By the time a B2B SaaS company gets to Series B, the marketing tech stack usually looks like the digital equivalent of a junk drawer. There is a CRM that kind of syncs with a MAP that kind of talks to a data warehouse that nobody fully trusts.
I have seen this at nearly every startup I have worked with. It is not a sign of bad management. It is what happens when you move fast, add tools to solve immediate problems, and never stop to look at the full picture.
The problem is that a Series B usually comes with board pressure to show predictable pipeline, clean attribution, and scalable operations. That is hard to do when your data is fragmented across seven tools that do not talk to each other.
Here is the audit process I run before any major martech rebuild.
Step 1: Map every tool in the stack
Start with a simple spreadsheet. Every tool, what it costs, what it is supposed to do, who owns it, and when it was last meaningfully configured.
Most companies are shocked by step one. They find tools they forgot they were paying for, tools that multiple people configured independently, and tools that have not been touched since the person who bought them left the company.
Do not skip this step. You cannot audit what you have not mapped.
Step 2: Audit the data flow
Draw out how data moves between your tools. Lead created in form tool A. Synced to CRM B. Triggered into MAP C. Scored and routed based on fields from enrichment tool D.
At each step, ask:
- Is this sync reliable?
- Is the data clean and consistent?
- What breaks if one piece fails?
- Is there a human doing manual work to compensate for a bad integration?
Manual workarounds are a red flag. They mean someone found the integration was broken and built a human patch instead of fixing the root cause.
Step 3: Audit attribution
Ask your team: where do your leads come from?
If the answer is "Google Analytics" or "the UTM spreadsheet," you have an attribution problem. Real attribution means you can trace a closed deal back to every marketing touchpoint that influenced it, from first-click to last-touch.
This requires proper UTM governance, clean source/medium mapping in your CRM, and ideally a multi-touch attribution model that distributes credit across channels.
Most startups at Series B are making budget decisions based on last-touch attribution in GA4 and wondering why their paid channels look over-indexed.
Step 4: Score each tool: keep, cut, or replace
After steps 1 through 3, you will have a clear picture of what is working, what is redundant, and what is actively causing problems.

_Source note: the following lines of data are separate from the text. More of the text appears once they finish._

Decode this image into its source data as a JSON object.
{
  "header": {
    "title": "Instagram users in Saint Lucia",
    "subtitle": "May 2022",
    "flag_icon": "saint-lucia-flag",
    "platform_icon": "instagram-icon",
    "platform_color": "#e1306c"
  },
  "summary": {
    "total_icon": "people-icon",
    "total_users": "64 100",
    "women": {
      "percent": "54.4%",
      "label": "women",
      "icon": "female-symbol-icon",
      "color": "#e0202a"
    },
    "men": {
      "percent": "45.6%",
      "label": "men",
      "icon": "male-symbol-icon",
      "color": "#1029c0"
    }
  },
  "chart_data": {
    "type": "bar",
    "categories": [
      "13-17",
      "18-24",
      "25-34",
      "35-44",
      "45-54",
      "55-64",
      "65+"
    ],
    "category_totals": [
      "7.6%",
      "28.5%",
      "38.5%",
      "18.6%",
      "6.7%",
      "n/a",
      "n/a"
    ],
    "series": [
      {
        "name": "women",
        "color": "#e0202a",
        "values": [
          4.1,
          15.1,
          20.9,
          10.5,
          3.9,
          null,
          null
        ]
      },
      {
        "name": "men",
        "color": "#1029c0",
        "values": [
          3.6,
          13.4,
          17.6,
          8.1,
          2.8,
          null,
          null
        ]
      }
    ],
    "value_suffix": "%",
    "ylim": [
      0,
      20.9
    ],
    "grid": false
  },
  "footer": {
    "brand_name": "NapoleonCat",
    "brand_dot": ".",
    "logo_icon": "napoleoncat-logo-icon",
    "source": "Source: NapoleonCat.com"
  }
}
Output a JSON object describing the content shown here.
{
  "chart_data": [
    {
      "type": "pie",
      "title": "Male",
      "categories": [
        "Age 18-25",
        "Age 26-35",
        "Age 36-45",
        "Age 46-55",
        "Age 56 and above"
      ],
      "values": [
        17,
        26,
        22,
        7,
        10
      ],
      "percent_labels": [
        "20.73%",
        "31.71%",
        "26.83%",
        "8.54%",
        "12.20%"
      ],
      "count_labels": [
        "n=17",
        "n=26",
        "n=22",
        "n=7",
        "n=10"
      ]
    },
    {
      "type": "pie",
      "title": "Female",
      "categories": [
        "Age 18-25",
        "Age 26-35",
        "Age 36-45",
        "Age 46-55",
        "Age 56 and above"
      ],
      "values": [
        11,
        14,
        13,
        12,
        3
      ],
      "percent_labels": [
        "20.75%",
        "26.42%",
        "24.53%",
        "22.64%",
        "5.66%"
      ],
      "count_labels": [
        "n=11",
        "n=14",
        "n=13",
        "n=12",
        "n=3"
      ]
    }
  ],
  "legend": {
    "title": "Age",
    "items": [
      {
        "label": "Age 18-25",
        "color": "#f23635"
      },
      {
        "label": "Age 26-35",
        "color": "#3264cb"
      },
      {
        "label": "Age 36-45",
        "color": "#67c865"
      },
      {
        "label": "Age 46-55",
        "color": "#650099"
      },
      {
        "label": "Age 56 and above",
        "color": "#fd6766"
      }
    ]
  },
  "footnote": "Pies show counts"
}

The scoring framework I use is simple:
- Keep: The tool works, the data is clean, the team uses it
- Cut: Redundant with another tool, unused, or cost-inefficient relative to value
- Replace: The tool is core to the stack but the current version is broken or outgrown
The goal is not to have fewer tools. The goal is to have fewer tools that work better together.
The AI layer
One more thing worth addressing: AI has changed the calculus on a lot of martech decisions.

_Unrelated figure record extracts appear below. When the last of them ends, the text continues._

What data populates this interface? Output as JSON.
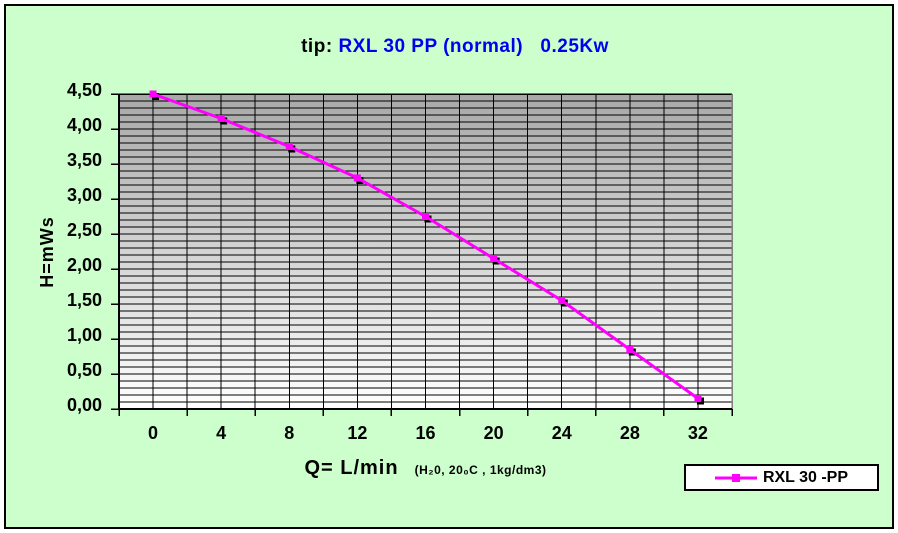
{
  "title": {
    "prefix": "tip: ",
    "main": "RXL 30 PP (normal)   0.25Kw"
  },
  "colors": {
    "chart_background": "#ccffcc",
    "title_accent": "#0000ee",
    "series_line": "#ff00ff",
    "plot_gradient_top": "#a8a8a8",
    "plot_gradient_bottom": "#ffffff",
    "gridline": "#000000",
    "axis": "#000000",
    "legend_background": "#ffffff"
  },
  "chart_data": {
    "type": "line",
    "title": "tip: RXL 30 PP (normal)   0.25Kw",
    "x": [
      0,
      4,
      8,
      12,
      16,
      20,
      24,
      28,
      32
    ],
    "series": [
      {
        "name": "RXL 30 -PP",
        "values": [
          4.5,
          4.15,
          3.75,
          3.3,
          2.75,
          2.15,
          1.55,
          0.85,
          0.15
        ]
      }
    ],
    "xlabel": "Q= L/min",
    "xlabel_note": "(H₂0, 20₀C , 1kg/dm3)",
    "ylabel": "H=mWs",
    "ylim": [
      0,
      4.5
    ],
    "y_tick_step": 0.5,
    "y_minor_step": 0.1,
    "x_minor_step": 2,
    "y_tick_labels": [
      "0,00",
      "0,50",
      "1,00",
      "1,50",
      "2,00",
      "2,50",
      "3,00",
      "3,50",
      "4,00",
      "4,50"
    ],
    "x_tick_labels": [
      "0",
      "4",
      "8",
      "12",
      "16",
      "20",
      "24",
      "28",
      "32"
    ],
    "grid": true,
    "marker": "square",
    "legend_position": "bottom-right"
  },
  "legend": {
    "label": "RXL 30 -PP"
  }
}
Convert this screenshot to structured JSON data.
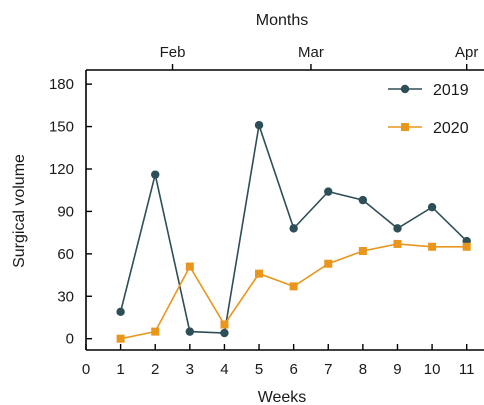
{
  "chart_data": {
    "type": "line",
    "xlabel": "Weeks",
    "ylabel": "Surgical volume",
    "top_axis_label": "Months",
    "x_ticks": [
      0,
      1,
      2,
      3,
      4,
      5,
      6,
      7,
      8,
      9,
      10,
      11
    ],
    "xlim": [
      0,
      11.5
    ],
    "y_ticks": [
      0,
      30,
      60,
      90,
      120,
      150,
      180
    ],
    "ylim": [
      -8,
      190
    ],
    "top_ticks": [
      {
        "label": "Feb",
        "x": 2.5
      },
      {
        "label": "Mar",
        "x": 6.5
      },
      {
        "label": "Apr",
        "x": 11
      }
    ],
    "legend_position": "top-right",
    "series": [
      {
        "name": "2019",
        "marker": "circle",
        "color": "#2e4f57",
        "x": [
          1,
          2,
          3,
          4,
          5,
          6,
          7,
          8,
          9,
          10,
          11
        ],
        "values": [
          19,
          116,
          5,
          4,
          151,
          78,
          104,
          98,
          78,
          93,
          69
        ]
      },
      {
        "name": "2020",
        "marker": "square",
        "color": "#e8961c",
        "x": [
          1,
          2,
          3,
          4,
          5,
          6,
          7,
          8,
          9,
          10,
          11
        ],
        "values": [
          0,
          5,
          51,
          10,
          46,
          37,
          53,
          62,
          67,
          65,
          65
        ]
      }
    ]
  }
}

Things that used to require expensive dedicated tools now have solid AI-powered alternatives. Research, enrichment, content workflows, and even lead scoring can all be rebuilt with a combination of AI APIs and automation platforms like Clay, Make, or n8n.

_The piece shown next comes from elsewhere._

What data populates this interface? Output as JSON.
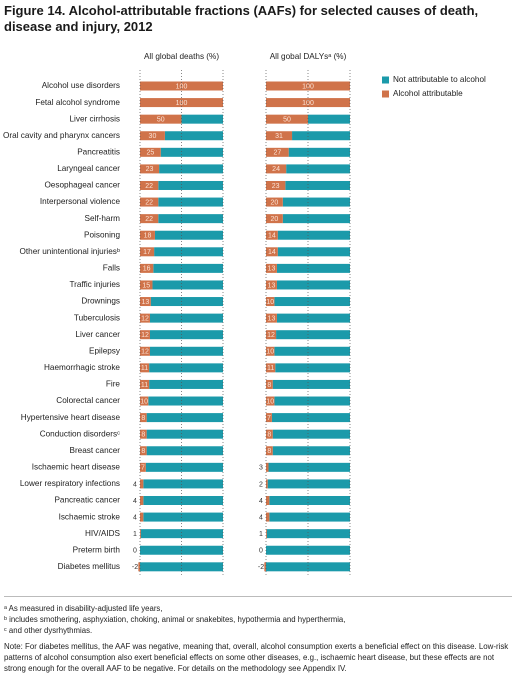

Before you pay to re-license an expensive ABM platform or intent data tool, it is worth asking whether an AI workflow can get you 80% of the value at 20% of the cost. In many cases it can.
A martech audit is not glamorous work. But it is the foundation that makes everything else possible. You cannot run efficient paid programs if your attribution is wrong. You cannot build good nurture if your data is dirty. And you cannot scale operations if your stack is a fragile mess of integrations held together by tribal knowledge.
Get the foundation right first. Everything else gets easier from there.